Skyller’s mentor will accompany him to California. Williams Lake pro-rider Brock Hoyer is coming off of Canadian Arenacross championships in Canada in both engine classes. He’s a team-mate, a coach and a mentor to Skyller.
Archer is currently a student at RSS and will be putting in lots of homework while at training in California.
His amateur series begins at the beginning of April when he returns from California. This year he plans to race in the western series, but next year he’ll make the jump to eastern races as well.
Archer is heading to the televised Canadian Nationals pro series in June. He’ll be racing against sponsored factory riders who roll up in factory trucks and trailers plastered with their sponsors’ logos. Top American riders can make in the millions on the circuit.

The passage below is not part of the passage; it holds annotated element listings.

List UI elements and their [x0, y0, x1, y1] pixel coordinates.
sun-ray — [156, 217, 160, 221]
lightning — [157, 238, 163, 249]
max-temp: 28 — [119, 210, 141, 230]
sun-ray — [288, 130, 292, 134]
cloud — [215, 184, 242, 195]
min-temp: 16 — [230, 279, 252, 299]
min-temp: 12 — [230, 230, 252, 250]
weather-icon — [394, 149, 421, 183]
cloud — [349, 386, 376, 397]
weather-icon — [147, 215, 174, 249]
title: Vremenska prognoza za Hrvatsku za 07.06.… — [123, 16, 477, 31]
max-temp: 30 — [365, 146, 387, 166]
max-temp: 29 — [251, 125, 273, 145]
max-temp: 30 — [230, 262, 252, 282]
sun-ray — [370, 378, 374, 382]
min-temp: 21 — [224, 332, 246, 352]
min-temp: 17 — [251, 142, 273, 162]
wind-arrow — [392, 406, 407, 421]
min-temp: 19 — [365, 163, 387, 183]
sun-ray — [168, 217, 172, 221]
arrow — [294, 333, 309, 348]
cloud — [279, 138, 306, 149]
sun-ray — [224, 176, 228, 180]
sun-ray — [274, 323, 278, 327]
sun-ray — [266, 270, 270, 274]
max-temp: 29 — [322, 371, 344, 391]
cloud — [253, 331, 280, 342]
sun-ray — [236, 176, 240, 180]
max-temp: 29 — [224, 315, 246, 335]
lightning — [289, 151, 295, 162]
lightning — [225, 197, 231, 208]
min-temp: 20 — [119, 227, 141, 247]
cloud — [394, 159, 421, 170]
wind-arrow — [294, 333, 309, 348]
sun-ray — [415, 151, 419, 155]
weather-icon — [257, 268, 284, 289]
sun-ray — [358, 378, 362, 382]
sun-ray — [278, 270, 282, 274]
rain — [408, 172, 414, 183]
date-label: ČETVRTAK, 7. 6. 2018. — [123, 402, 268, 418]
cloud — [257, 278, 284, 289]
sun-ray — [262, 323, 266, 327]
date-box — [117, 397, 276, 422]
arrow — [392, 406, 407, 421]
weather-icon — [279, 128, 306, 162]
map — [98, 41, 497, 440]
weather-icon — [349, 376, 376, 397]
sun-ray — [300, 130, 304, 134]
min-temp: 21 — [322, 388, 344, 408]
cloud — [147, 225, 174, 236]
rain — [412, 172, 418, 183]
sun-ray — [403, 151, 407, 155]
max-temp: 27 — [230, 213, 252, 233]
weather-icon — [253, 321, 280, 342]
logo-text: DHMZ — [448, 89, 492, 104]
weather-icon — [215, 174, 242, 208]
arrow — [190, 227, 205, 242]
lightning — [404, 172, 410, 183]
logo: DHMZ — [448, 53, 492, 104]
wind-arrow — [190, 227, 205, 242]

Archer also stands to take home prize money depending on his finish. What motivates him? “Work hard, go to the gym and ride lots,” Archer said. “Beat other people.”
His father Terry Archer says his son’s fast ascent in the rankings is remarkable. “The majority of the kids are 18 to 19 years old,” father Terry says. “Skyller’s bounced through that quick.” Riders must accumulate enough points to move up to the next ranking.
The bikes cost about $18,000 each with discounts. To date, his sponsors include Fox Shox, Fox Gear & Clothing, T Archer Ltd., Spectra Power Sports, Shift, Apex Granite, MX1 Canada, Ogio, CTI Pro Wheel and team sponsor Kawasaki Canada.
His ambition is to move up to the pro rankings. What’s the timeline on that goal? “Hopefully two years,” Archer says.